Causes of Globus Hystericus
The most common cause of globus hystericus is anxiety. Physically, the feeling of a lump is caused by a muscle spasm in the esophagus. The esophagus has muscles that contract when we swallow. High levels of stress or anxiety can cause these muscles to tighten, spasm or remain contracted, resulting in a feeling of a lump in the throat. This feeling can last for weeks, months or even longer.
The symptoms can also be caused or worsened by gastroesophageal reflux disease, or GERD. If stomach acid rises up and gets into the throat, it can be very irritating to the tissues in the esophagus.
Smoking and post-nasal drip are also factors that can worsen the symptoms of globus hystericus.
Globus Hystericus Treatment
If you feel like you have a lump in your throat, you should get it checked by a medical professional to rule out any physical condition such as a tumor.
If acid reflux (GERD) is causing or worsening the globus hystericus, treatment includes modifying your diet or taking medication to eliminate excess stomach acid.
If no physical cause is found, then treatment will probably focus on relieving your anxiety, whether by taking anti-anxiety medication or making lifestyle changes for stress reduction.
This video demonstrates some exercises you can do to help alleviate the symptoms of a lump in the throat.
My Personal Experience with Globus Hystericus
Several years ago, I was going through an extremely stressful time in my life, and I began feeling like there was a lump in my throat every time I swallowed.
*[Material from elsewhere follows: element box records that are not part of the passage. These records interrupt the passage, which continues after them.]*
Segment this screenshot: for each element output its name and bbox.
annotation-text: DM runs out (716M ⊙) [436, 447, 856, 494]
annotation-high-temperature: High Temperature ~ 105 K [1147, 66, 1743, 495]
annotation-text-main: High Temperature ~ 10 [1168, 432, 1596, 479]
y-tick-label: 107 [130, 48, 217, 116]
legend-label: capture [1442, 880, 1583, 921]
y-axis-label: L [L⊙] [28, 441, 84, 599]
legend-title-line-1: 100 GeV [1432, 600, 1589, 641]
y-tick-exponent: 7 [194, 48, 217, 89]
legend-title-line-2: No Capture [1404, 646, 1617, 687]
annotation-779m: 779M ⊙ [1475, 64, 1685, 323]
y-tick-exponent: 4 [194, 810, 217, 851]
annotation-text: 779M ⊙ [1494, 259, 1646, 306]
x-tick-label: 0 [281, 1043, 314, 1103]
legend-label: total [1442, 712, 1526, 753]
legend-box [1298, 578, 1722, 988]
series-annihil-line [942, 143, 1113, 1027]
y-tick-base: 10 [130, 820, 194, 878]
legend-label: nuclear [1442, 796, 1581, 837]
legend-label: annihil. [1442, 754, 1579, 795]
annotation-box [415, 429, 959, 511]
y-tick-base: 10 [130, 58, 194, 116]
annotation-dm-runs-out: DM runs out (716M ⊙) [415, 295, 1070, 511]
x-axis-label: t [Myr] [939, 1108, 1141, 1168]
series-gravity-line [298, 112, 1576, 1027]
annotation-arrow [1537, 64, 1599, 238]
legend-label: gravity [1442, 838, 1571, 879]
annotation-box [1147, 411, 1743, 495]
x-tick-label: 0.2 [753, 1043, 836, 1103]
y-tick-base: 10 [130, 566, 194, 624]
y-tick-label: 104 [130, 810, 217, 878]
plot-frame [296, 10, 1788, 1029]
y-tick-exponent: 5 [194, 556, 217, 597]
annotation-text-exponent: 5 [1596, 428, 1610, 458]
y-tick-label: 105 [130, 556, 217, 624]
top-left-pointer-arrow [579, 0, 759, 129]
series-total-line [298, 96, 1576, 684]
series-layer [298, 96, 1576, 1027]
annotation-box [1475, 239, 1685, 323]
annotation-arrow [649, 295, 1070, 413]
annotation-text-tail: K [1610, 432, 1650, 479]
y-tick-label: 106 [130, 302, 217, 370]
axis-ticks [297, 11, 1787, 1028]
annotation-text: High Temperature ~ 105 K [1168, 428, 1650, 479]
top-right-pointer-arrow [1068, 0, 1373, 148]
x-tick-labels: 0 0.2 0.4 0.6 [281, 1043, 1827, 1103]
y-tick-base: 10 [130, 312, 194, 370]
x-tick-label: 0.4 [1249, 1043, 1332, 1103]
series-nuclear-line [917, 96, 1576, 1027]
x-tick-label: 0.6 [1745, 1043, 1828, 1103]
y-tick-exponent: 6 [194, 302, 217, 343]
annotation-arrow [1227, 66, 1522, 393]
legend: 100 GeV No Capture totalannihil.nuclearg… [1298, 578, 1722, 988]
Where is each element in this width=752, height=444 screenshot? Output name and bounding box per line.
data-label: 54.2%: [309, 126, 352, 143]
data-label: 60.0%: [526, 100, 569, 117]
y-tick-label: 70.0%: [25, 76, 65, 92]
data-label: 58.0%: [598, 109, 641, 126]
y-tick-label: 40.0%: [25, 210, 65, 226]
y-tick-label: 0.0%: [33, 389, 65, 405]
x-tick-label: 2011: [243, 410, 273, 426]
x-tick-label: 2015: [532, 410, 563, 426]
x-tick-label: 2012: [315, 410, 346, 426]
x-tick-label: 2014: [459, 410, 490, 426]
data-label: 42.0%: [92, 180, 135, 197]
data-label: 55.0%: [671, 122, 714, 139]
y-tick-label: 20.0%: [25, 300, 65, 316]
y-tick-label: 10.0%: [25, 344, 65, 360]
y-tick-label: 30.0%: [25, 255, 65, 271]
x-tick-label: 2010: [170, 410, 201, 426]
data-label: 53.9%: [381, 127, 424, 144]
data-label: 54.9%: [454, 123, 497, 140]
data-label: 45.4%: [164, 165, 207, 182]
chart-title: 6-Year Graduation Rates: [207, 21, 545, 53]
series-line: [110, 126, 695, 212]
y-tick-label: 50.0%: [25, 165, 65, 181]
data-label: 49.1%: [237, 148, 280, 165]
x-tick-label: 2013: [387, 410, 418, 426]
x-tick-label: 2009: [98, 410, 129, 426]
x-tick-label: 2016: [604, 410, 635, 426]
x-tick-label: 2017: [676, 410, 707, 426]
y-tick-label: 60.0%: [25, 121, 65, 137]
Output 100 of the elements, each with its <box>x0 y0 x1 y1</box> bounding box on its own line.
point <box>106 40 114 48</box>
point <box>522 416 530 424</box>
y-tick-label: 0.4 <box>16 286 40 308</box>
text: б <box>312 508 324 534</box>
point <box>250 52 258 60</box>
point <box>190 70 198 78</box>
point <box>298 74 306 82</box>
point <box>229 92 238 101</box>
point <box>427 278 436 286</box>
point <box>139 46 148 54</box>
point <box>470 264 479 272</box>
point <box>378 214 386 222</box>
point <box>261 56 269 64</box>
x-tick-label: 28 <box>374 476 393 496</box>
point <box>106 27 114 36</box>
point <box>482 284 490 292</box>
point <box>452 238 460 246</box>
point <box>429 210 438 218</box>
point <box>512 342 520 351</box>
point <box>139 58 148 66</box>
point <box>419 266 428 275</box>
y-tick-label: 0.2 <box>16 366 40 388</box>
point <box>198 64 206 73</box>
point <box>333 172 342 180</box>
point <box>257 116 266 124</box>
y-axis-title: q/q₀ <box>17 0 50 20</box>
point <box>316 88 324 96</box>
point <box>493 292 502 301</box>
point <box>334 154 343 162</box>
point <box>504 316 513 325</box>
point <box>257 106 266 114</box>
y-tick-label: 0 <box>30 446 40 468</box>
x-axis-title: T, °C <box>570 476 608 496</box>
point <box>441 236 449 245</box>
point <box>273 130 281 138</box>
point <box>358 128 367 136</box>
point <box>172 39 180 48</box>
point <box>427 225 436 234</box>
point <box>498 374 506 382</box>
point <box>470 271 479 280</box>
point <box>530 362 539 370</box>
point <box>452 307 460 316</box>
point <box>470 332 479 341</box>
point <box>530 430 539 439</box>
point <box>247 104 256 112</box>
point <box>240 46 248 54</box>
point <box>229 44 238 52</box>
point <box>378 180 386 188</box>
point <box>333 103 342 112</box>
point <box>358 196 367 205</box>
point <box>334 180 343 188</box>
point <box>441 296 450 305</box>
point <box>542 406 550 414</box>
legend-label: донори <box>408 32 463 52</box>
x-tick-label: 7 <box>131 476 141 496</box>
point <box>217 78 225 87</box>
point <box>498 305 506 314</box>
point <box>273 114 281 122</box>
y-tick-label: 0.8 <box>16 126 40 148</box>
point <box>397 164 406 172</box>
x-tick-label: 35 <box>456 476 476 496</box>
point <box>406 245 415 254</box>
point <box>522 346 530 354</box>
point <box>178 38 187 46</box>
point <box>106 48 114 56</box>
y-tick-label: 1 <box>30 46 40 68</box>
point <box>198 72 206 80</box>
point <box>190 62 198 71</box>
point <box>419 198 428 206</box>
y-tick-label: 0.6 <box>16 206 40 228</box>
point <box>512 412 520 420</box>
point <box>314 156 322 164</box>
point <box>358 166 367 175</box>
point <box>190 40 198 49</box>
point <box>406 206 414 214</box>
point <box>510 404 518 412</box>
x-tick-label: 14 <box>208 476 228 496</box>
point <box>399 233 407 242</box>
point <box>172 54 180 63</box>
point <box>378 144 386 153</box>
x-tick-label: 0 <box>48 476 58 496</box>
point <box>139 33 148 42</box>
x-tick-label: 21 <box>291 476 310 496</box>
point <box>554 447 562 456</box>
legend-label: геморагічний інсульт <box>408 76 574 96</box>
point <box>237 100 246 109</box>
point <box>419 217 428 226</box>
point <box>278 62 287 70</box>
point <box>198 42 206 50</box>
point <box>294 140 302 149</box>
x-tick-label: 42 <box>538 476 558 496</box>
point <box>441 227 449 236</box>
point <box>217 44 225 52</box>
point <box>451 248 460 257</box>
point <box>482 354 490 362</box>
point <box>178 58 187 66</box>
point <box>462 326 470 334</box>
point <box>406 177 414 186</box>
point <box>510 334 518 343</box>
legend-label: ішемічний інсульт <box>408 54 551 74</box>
At first I was worried because I thought I might have a thyroid tumor. Then I noticed that when I first woke up in the morning, the “lump” wasn’t there. After I got up and went to work, it came back, so I realized it couldn’t be a tumor or else I would be feeling it all the time.
I did some research and learned about the condition of globus hystericus, and understood that it was caused by my high level of anxiety. It lasted for about three months. I didn’t go to the doctor or do anything specific to treat it, but after the stressful circumstances changed, the feeling of a lump in my throat went away.